Marathon legal process

The sentencing brings to a close a marathon legal process which has seen Motassadeq in and out of German courts for five years.

The bearded 32-year-old Moroccan was arrested a few months after the Sept 11, 2001 terrorist attacks in New York and Washington that killed nearly 3,000 people.

BdT 11. September Fünf-Jahresgedenken Gedenkgottesdienst für Terroranschläge in Berlin Deutschland
German leaders commemorate Sept. 11 victims on the fifth anniversary of the attacksImage: AP

In 2003, he became the first person ever to be convicted for a role in the attacks. He was then sentenced to 15 years in prison for being an accessory to mass murder.

But the German federal court in Karlsruhe, in southwestern Germany, overturned that verdict on the grounds that US authorities had refused to allow the court to question top al Qaeda suspects held in US custody. It ordered a retrial in Hamburg.

In 2005, Motassadeq was given a seven-year prison sentence for the lesser crime of belonging to a terrorist organisation but was cleared of abetting mass murder.
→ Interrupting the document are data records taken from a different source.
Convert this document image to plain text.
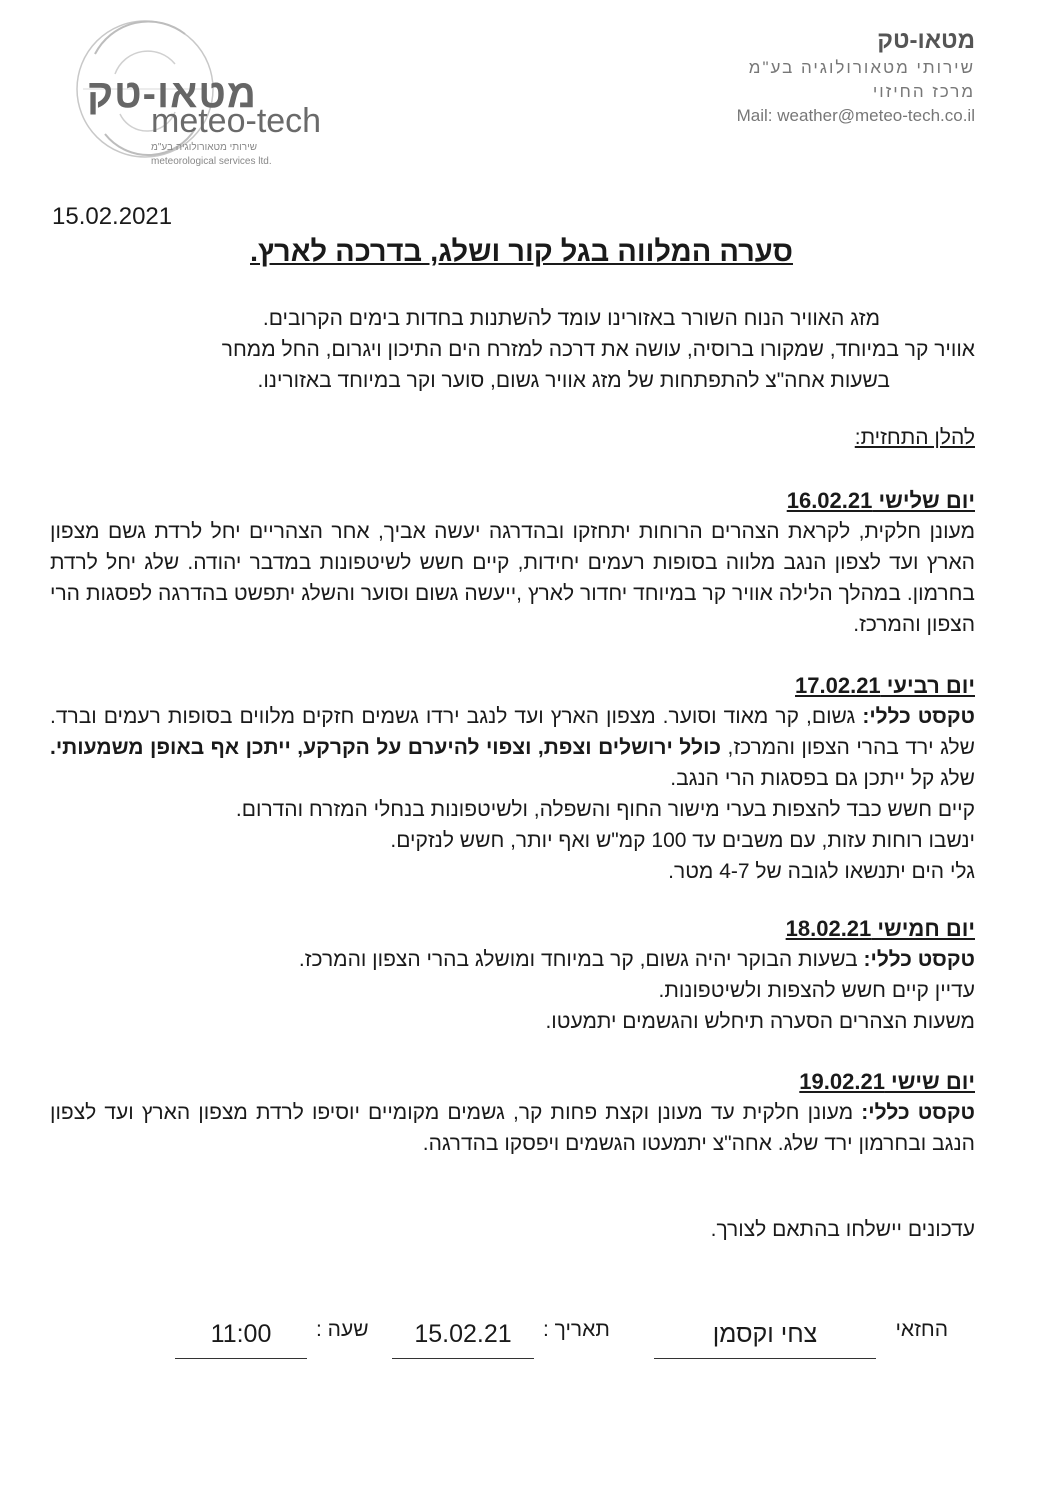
מטאו-טק
meteo-tech
שירותי מטאורולוגיה בע"מ
meteorological services ltd.
מטאו-טק
שירותי מטאורולוגיה בע"מ
מרכז החיזוי
Mail: weather@meteo-tech.co.il
15.02.2021
סערה המלווה בגל קור ושלג, בדרכה לארץ.

מזג האוויר הנוח השורר באזורינו עומד להשתנות בחדות בימים הקרובים.

אוויר קר במיוחד, שמקורו ברוסיה, עושה את דרכה למזרח הים התיכון ויגרום, החל ממחר

בשעות אחה"צ להתפתחות של מזג אוויר גשום, סוער וקר במיוחד באזורינו.

להלן התחזית:
יום שלישי 16.02.21

מעונן חלקית, לקראת הצהרים הרוחות יתחזקו ובהדרגה יעשה אביך, אחר הצהריים יחל לרדת גשם מצפון הארץ ועד לצפון הנגב מלווה בסופות רעמים יחידות, קיים חשש לשיטפונות במדבר יהודה. שלג יחל לרדת בחרמון. במהלך הלילה אוויר קר במיוחד יחדור לארץ ,ייעשה גשום וסוער והשלג יתפשט בהדרגה לפסגות הרי הצפון והמרכז.

יום רביעי 17.02.21

טקסט כללי: גשום, קר מאוד וסוער. מצפון הארץ ועד לנגב ירדו גשמים חזקים מלווים בסופות רעמים וברד. שלג ירד בהרי הצפון והמרכז, כולל ירושלים וצפת, וצפוי להיערם על הקרקע, ייתכן אף באופן משמעותי. שלג קל ייתכן גם בפסגות הרי הנגב.

קיים חשש כבד להצפות בערי מישור החוף והשפלה, ולשיטפונות בנחלי המזרח והדרום.

ינשבו רוחות עזות, עם משבים עד 100 קמ"ש ואף יותר, חשש לנזקים.

גלי הים יתנשאו לגובה של 4-7 מטר.

יום חמישי 18.02.21

טקסט כללי: בשעות הבוקר יהיה גשום, קר במיוחד ומושלג בהרי הצפון והמרכז.

עדיין קיים חשש להצפות ולשיטפונות.

משעות הצהרים הסערה תיחלש והגשמים יתמעטו.

יום שישי 19.02.21

טקסט כללי: מעונן חלקית עד מעונן וקצת פחות קר, גשמים מקומיים יוסיפו לרדת מצפון הארץ ועד לצפון הנגב ובחרמון ירד שלג. אחה"צ יתמעטו הגשמים ויפסקו בהדרגה.

עדכונים יישלחו בהתאם לצורך.
החזאי
צחי וקסמן
תאריך :
15.02.21
שעה :
11:00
The judges found there was no evidence to show that Motassadeq had been directly involved in planning the Sept. 11 attacks on the World Trade Center and the Pentagon.

But he was found to have handled bank transfers for members of the Hamburg-based terror cell which included the presumed ringleader Mohammed Atta -- while the future hijackers were pursuing flight training in the United States -- and to have helped cover up their tracks.

Motassadeq says he's innocent

That verdict was scrapped in November last year, when the Karlsruhe court found that Motassadeq had "facilitated and supported the attacks" and sent him for sentencing. Prosecutors successfully argued that under a "division of labor" within the group, Motassadeq ran the financial affairs of other cell members and covered up their absences from Germany before the attacks.

Motassadeq's lawyers however maintain he was a low-tier member of the group and that he knew nothing about the plot to fly planes into targets in New York and Washington.

Jahresrückblick 2004 April Motassadeq
Motassadeq with his lawyer in 2004Image: AP

Last Friday, Motassadeq vehemently protested his innocence, telling the court: "I swear before God that I did not know that they were in America. I swear before God that I did not know what they were planning."

German authorities have indicated that they will deport Motassadeq to Morocco once he has served his sentence.

Motassadeq's case and the perceived failure of German courts to successfully prosecute him have strained Berlin's ties with Washington in recent years.

Motassadeq is only the second man to be convicted of a role in the Sept. 11 attacks. Zacarias Moussaoui, a French citizen of Moroccan descent who received a life sentence from a US court in May 2006, is the only other person convicted of links to the attacks.